【Emile Zola】Le Ventre de Paris II (23)
– Tenez, ajoutait Lisa, dans ses heures d’expansion, j’ai un cousin à
Paris... Je ne le vois pas, les deux familles sont brouillées. Il a pris le nom de
Saccard, pour faire oublier certaines choses... Eh bien, ce cousin, m’a-t-on
dit, gagne des millions. Ça ne vit pas, ça se brûle le sang, c’est toujours par
voies et par chemins, au milieu de trafics d’enfer. Il est impossible, n’est-
ce pas ? que ça mange tranquillement son dîner, le soir. Nous autres, nous
savons au moins ce que nous mangeons, nous n’avons pas ces tracasseries.
On n’aime l’argent que parce qu’il en faut pour vivre.

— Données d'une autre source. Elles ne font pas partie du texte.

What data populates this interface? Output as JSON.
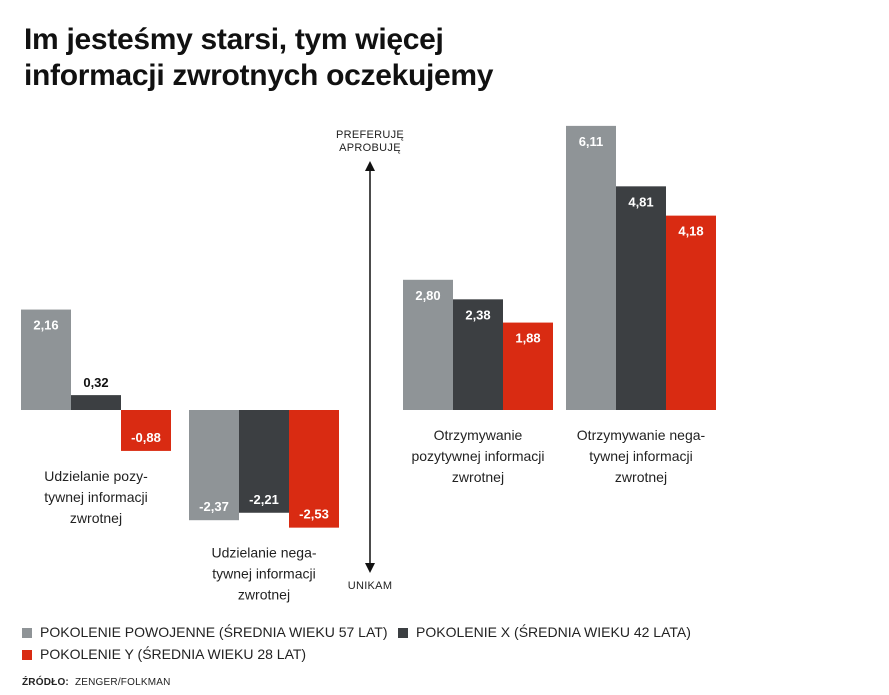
{
  "title": {
    "line1": "Im jesteśmy starsi, tym więcej",
    "line2": "informacji zwrotnych oczekujemy"
  },
  "axis": {
    "top_label_line1": "PREFERUJĘ",
    "top_label_line2": "APROBUJĘ",
    "bottom_label": "UNIKAM"
  },
  "legend": [
    {
      "label": "POKOLENIE POWOJENNE (ŚREDNIA WIEKU 57 LAT)",
      "color": "#8f9497"
    },
    {
      "label": "POKOLENIE X (ŚREDNIA WIEKU 42 LATA)",
      "color": "#3c3f42"
    },
    {
      "label": "POKOLENIE Y (ŚREDNIA WIEKU 28 LAT)",
      "color": "#d92b12"
    }
  ],
  "source": {
    "label": "ŹRÓDŁO:",
    "value": "ZENGER/FOLKMAN"
  },
  "chart_data": {
    "type": "bar",
    "categories": [
      [
        "Udzielanie pozy-",
        "tywnej informacji",
        "zwrotnej"
      ],
      [
        "Udzielanie nega-",
        "tywnej informacji",
        "zwrotnej"
      ],
      [
        "Otrzymywanie",
        "pozytywnej informacji",
        "zwrotnej"
      ],
      [
        "Otrzymywanie nega-",
        "tywnej informacji",
        "zwrotnej"
      ]
    ],
    "series": [
      {
        "name": "POKOLENIE POWOJENNE (ŚREDNIA WIEKU 57 LAT)",
        "color": "#8f9497",
        "values": [
          2.16,
          -2.37,
          2.8,
          6.11
        ],
        "labels": [
          "2,16",
          "-2,37",
          "2,80",
          "6,11"
        ]
      },
      {
        "name": "POKOLENIE X (ŚREDNIA WIEKU 42 LATA)",
        "color": "#3c3f42",
        "values": [
          0.32,
          -2.21,
          2.38,
          4.81
        ],
        "labels": [
          "0,32",
          "-2,21",
          "2,38",
          "4,81"
        ]
      },
      {
        "name": "POKOLENIE Y (ŚREDNIA WIEKU 28 LAT)",
        "color": "#d92b12",
        "values": [
          -0.88,
          -2.53,
          1.88,
          4.18
        ],
        "labels": [
          "-0,88",
          "-2,53",
          "1,88",
          "4,18"
        ]
      }
    ],
    "xlabel": "",
    "ylabel": "",
    "grid": false,
    "legend_position": "bottom"
  }
}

On tient au bien-être,
c’est naturel. Quant à gagner pour gagner, à se donner plus de mal qu’on ne
goutera ensuite de plaisir, ma parole, j’aimerais mieux me croiser les bras...
Et puis, je voudrais bien les voir ses millions, à mon cousin. Je ne crois pas
aux millions comme ça. Je l’ai aperçu, l’autre jour, en voiture ; il était tout
jaune, il avait l’air joliment sournois. Un homme qui gagne de l’argent n’a
pas une mine de cette couleur-là. Enfin, ça le regarde... Nous préférons ne
gagner que cent sous, et profiter des cent sous.
Le ménage profitait, en effet. Ils avaient eu une fille, dès la première
année de leur mariage. À eux trois, ils réjouissaient les yeux. La maison allait
largement, heureusement, sans trop de fatigue, comme le voulait Lisa. Elle
avait soigneusement écarté toutes les causes possibles de trouble, laissant
couler les journées au milieu de cet air gras, de cette prospérité alourdie.